There has been considerable confusion among historians and genealogists about Joseph Renville’s family history. Joseph Renville of Lac qui Parle had a father, son and grandson who were also named Joseph; some historical accounts designate Joseph of Lac qui Parle himself as “Jr.” whereas others have attached the “Jr.” to his son (1809-1856).
Perhaps the greatest source of confusion is that Akipa, a full-blood Dakota of the Wahpeton band (with no direct relation to the French Canadian Renville/Rainville family or the Mdewakanton),[9] greatly admired Joseph Renville of Lac qui Parle and adopted his English name in tribute.[15] As a result, some researchers have incorrectly assumed that they were the same person.

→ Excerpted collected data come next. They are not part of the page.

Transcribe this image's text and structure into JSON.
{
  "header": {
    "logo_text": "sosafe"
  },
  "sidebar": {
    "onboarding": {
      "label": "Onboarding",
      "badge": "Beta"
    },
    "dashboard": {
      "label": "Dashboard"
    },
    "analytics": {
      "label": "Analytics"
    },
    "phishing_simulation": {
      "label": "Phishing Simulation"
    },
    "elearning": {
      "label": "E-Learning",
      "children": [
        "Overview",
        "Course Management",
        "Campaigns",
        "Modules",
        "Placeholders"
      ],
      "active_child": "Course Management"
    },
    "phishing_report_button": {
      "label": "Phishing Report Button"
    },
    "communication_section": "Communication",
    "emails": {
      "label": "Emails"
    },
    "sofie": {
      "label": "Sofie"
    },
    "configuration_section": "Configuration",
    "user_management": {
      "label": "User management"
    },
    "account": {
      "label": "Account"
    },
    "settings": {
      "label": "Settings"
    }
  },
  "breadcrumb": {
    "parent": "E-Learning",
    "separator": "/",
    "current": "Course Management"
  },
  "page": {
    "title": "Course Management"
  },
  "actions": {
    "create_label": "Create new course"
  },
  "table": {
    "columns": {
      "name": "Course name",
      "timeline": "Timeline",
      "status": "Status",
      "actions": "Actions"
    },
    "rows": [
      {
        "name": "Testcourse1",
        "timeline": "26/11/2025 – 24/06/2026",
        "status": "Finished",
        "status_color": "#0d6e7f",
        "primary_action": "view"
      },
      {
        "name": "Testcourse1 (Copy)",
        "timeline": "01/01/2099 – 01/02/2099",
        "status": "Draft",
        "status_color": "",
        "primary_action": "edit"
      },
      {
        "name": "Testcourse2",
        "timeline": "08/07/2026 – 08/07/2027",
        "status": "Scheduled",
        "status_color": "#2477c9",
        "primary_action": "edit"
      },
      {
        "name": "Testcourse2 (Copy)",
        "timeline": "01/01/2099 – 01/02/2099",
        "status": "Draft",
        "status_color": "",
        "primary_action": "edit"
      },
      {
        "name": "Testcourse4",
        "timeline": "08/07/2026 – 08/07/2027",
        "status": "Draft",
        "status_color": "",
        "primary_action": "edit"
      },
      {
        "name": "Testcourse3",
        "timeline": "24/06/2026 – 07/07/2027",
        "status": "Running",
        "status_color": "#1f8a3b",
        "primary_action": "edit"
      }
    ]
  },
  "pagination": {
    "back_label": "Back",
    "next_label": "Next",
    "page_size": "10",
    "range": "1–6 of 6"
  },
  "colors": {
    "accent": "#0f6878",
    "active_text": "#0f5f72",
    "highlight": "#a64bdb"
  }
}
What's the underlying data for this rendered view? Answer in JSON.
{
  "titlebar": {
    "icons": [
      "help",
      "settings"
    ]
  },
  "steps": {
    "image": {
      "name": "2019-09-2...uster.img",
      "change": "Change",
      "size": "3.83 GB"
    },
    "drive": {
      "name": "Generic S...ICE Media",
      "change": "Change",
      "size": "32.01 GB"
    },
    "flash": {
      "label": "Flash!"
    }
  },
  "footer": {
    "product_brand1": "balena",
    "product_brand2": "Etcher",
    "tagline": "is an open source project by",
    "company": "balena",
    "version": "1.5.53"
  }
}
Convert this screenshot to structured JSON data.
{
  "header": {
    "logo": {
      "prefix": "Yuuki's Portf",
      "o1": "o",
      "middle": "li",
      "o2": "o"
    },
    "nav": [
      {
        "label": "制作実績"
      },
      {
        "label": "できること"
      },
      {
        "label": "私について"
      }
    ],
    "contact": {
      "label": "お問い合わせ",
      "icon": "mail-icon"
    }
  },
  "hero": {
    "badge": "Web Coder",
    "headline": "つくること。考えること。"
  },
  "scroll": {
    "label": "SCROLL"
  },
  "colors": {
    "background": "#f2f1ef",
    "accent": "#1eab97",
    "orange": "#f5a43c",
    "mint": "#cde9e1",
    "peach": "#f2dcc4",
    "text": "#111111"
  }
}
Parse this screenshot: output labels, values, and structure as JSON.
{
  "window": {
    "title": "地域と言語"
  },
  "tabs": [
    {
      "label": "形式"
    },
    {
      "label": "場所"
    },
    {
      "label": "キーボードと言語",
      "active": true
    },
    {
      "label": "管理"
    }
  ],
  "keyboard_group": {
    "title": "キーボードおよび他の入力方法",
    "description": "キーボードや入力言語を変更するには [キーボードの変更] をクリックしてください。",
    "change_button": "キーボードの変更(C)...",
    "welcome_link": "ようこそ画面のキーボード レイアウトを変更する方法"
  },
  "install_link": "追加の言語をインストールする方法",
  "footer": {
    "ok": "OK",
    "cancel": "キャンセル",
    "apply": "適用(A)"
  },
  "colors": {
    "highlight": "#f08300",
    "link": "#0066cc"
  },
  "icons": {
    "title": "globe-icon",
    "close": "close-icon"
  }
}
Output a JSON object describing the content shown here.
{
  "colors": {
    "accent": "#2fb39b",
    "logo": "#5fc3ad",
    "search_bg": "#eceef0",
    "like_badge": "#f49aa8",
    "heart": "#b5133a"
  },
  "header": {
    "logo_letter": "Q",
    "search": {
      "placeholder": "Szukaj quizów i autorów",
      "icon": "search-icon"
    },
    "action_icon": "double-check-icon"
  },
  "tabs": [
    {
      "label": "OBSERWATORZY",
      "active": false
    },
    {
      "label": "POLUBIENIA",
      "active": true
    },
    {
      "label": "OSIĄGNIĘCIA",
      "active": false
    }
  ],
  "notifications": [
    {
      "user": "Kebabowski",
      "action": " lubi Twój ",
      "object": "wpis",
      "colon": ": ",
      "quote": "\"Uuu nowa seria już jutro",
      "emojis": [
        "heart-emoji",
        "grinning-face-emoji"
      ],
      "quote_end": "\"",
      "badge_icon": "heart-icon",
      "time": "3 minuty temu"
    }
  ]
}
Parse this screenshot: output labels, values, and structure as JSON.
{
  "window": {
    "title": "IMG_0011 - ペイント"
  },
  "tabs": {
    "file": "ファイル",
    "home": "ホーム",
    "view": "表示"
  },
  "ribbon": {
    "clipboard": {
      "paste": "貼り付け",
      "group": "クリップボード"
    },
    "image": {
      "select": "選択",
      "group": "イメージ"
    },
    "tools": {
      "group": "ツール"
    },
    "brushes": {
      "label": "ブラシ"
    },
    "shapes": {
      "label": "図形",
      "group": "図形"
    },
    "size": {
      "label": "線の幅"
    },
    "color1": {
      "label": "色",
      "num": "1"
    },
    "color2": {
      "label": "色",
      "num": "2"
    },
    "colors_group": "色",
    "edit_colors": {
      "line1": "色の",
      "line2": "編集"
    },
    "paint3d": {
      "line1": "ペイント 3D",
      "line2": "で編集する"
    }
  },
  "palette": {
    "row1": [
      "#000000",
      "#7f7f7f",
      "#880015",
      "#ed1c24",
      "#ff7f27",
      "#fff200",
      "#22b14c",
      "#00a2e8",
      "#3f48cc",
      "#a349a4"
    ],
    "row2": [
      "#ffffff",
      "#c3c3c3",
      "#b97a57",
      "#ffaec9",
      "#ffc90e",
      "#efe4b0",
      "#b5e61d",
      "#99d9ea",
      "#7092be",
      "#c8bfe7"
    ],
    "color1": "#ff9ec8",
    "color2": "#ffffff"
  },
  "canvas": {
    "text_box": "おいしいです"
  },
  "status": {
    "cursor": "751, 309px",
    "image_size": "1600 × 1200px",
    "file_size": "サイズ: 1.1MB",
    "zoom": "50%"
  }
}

Joseph Renville of Lac qui Parle and Akipa were, however, related indirectly through Akipa's marriage in about 1835 or 1836 to Winona Crawford, the widow of Joseph's brother Victor Renville, which made Joseph Akipa Renville the stepfather of Joseph Renville's nephew Gabriel.[16]
Long after the death of Joseph Renville of Lac qui Parle in 1846, Joseph Akipa Renville (c.1810-1891), son of Buffalo Man, was part of the Sisseton-Wahpeton delegation to Washington, DC in 1858,[9] and famously rescued the mixed-blood family of former Indian agent Joseph R. Brown during the Dakota War of 1862.[6]